VITAL STATS Omega-3 fatty acids have a vaguely science-fiction-y name, but don't let that put you off. These fats, found in large quantities in salmon as well as other fatty fish, protect the heart in several ways—by preventing blood clots and steadying heart rhythm, for instance. They may even (get this) alleviate depression. TIP When cooking salmon fillets or steaks in a pan or on the grill, wait until they're well browned to turn, so they'll release easily, without flaking, when you flip them with a spatula.

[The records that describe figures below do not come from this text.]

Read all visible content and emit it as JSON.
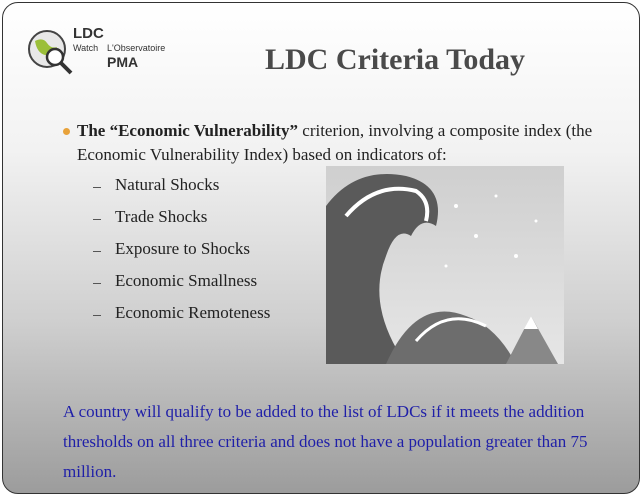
{
  "logo": {
    "name": "LDC",
    "lines": [
      "Watch",
      "L'Observatoire",
      "PMA"
    ]
  },
  "title": "LDC Criteria Today",
  "bullet": {
    "bold": "The “Economic Vulnerability”",
    "text": " criterion, involving a composite index (the Economic Vulnerability Index) based on indicators of:"
  },
  "items": [
    "Natural Shocks",
    "Trade Shocks",
    "Exposure to Shocks",
    "Economic Smallness",
    "Economic Remoteness"
  ],
  "note": "A country will qualify to be added to the list of LDCs if it meets the addition thresholds on all three criteria and does not have a population greater than 75 million."
}
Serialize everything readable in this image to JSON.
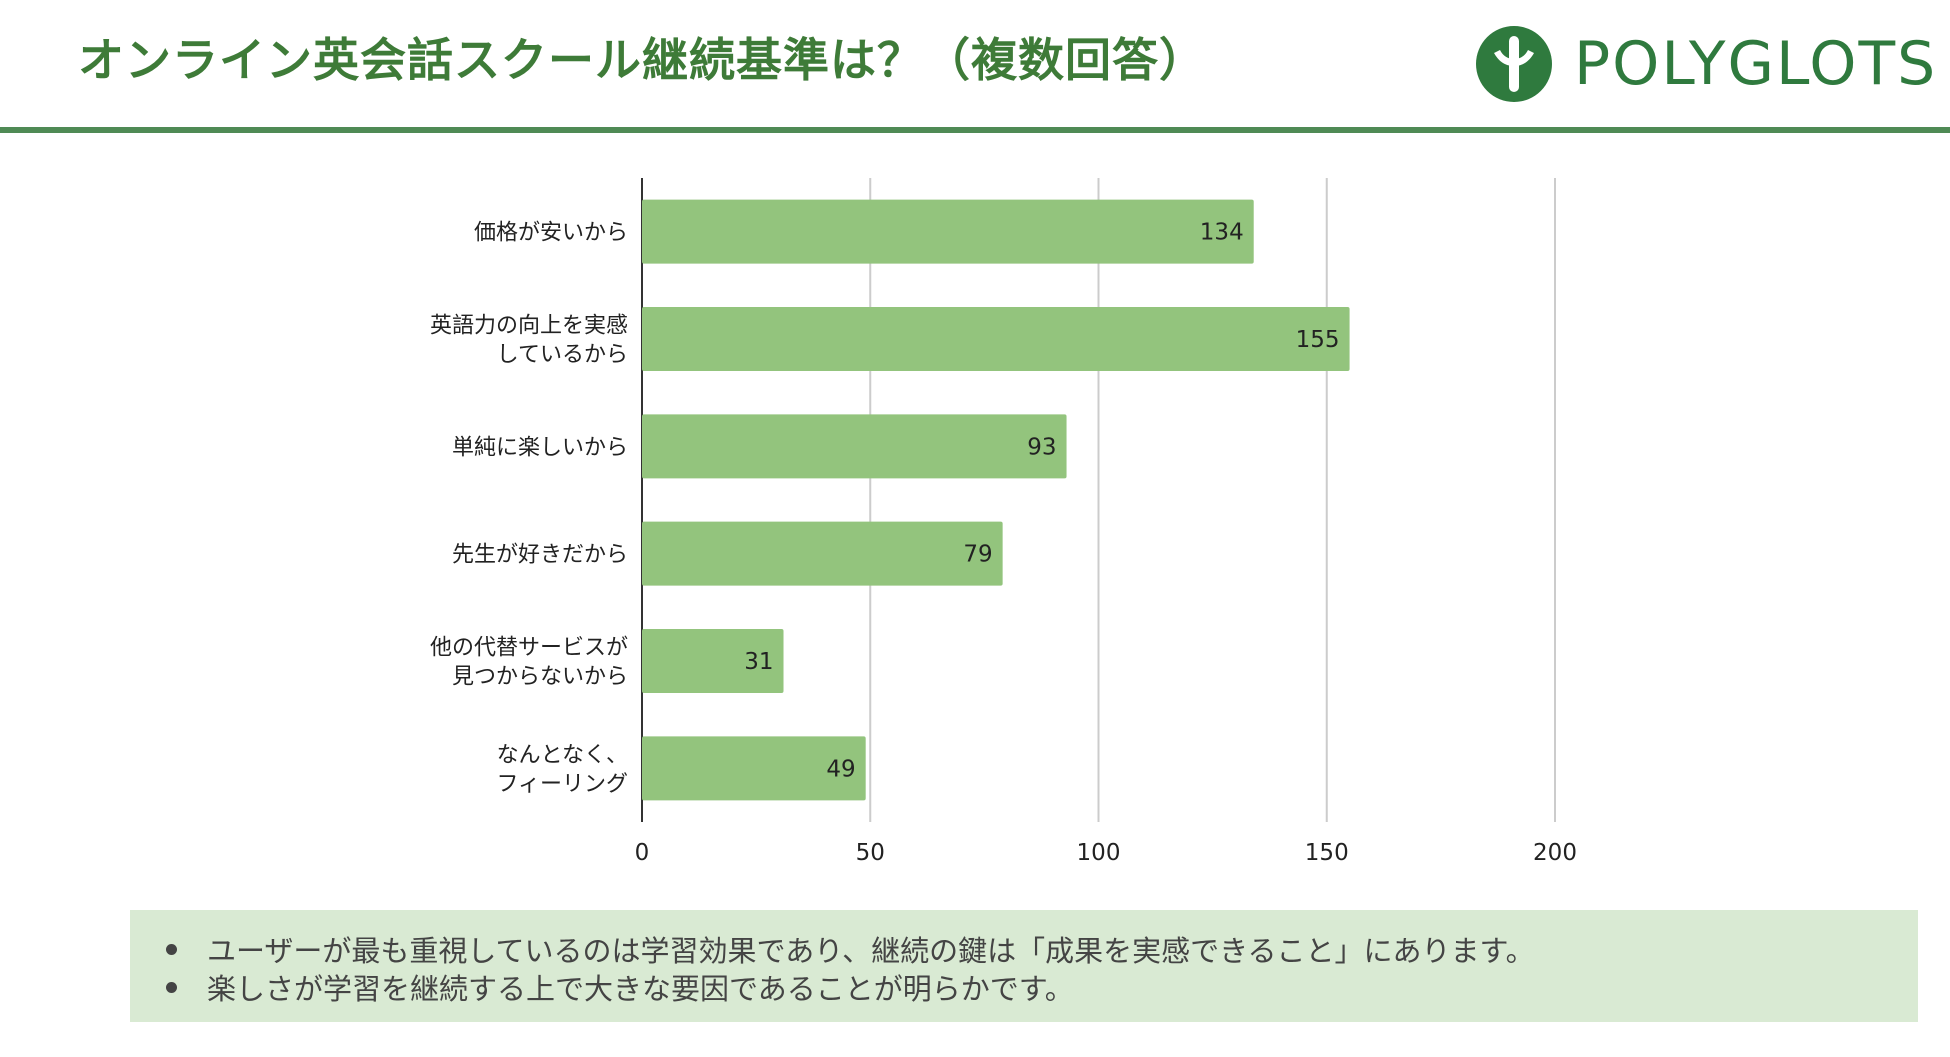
{
  "header": {
    "title": "オンライン英会話スクール継続基準は？（複数回答）",
    "logo_text": "POLYGLOTS",
    "logo_icon": "polyglots-logo-icon",
    "accent_color": "#3e7b38",
    "rule_color": "#4f8a55"
  },
  "chart_data": {
    "type": "bar",
    "orientation": "horizontal",
    "title": "",
    "xlabel": "",
    "ylabel": "",
    "categories": [
      [
        "価格が安いから"
      ],
      [
        "英語力の向上を実感",
        "しているから"
      ],
      [
        "単純に楽しいから"
      ],
      [
        "先生が好きだから"
      ],
      [
        "他の代替サービスが",
        "見つからないから"
      ],
      [
        "なんとなく、",
        "フィーリング"
      ]
    ],
    "values": [
      134,
      155,
      93,
      79,
      31,
      49
    ],
    "xlim": [
      0,
      200
    ],
    "ticks": [
      "0",
      "50",
      "100",
      "150",
      "200"
    ],
    "grid": true,
    "legend": "none",
    "bar_color": "#93c47d",
    "data_labels": true
  },
  "notes": {
    "items": [
      "ユーザーが最も重視しているのは学習効果であり、継続の鍵は「成果を実感できること」にあります。",
      "楽しさが学習を継続する上で大きな要因であることが明らかです。"
    ],
    "background": "#d9ead3"
  }
}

VITAL STATS With just 2 grams of fat and 98 calories per cup, buttermilk is hardly buttery. And it's a terrific way to get calcium, potassium, vitamin B-12 and riboflavin. TIPS A carton of buttermilk will sit happily in the back of your fridge for several weeks after its expiration date. But if you happen to run out of buttermilk and need it for a recipe, stir 1 tablespoon of lemon juice into 1 cup of milk and let stand for 10 minutes. Or substitute plain yogurt, cup for cup, or thinned slightly with milk (depending on the recipe).
VITAL STATS Unless they're on the Atkins diet, health-conscious eaters don't eat much beef—too many cuts are high in saturated fat. But beef eye of round has just 2.2 grams of saturated fat (and 260 calories) per 6-ounce serving. And it's high in protein, B vitamins, iron and zinc. TIP Treat eye of round like prime rib. Season it with salt and pepper and sear it in a skillet, then blast it at high heat in the oven until medium rare. Thinly slice the roast and use in sandwiches or in a light and refreshing Thai beef salad.
VITAL STATS There are plenty of reasons for nutrition-minded cooks to open a can of chickpeas (or, better yet, boil their own). A cup of chickpeas delivers a whopping 12 grams of fiber (half the daily requirement)—both soluble (which reduces cholesterol and the risk of heart disease) and insoluble (which helps digestion). Chickpeas are high in folate and iron, too. TIPS Smaller chickpeas tend to have thinner, more tender skins. Cooked chickpeas can be refrigerated in their liquid for up to four days.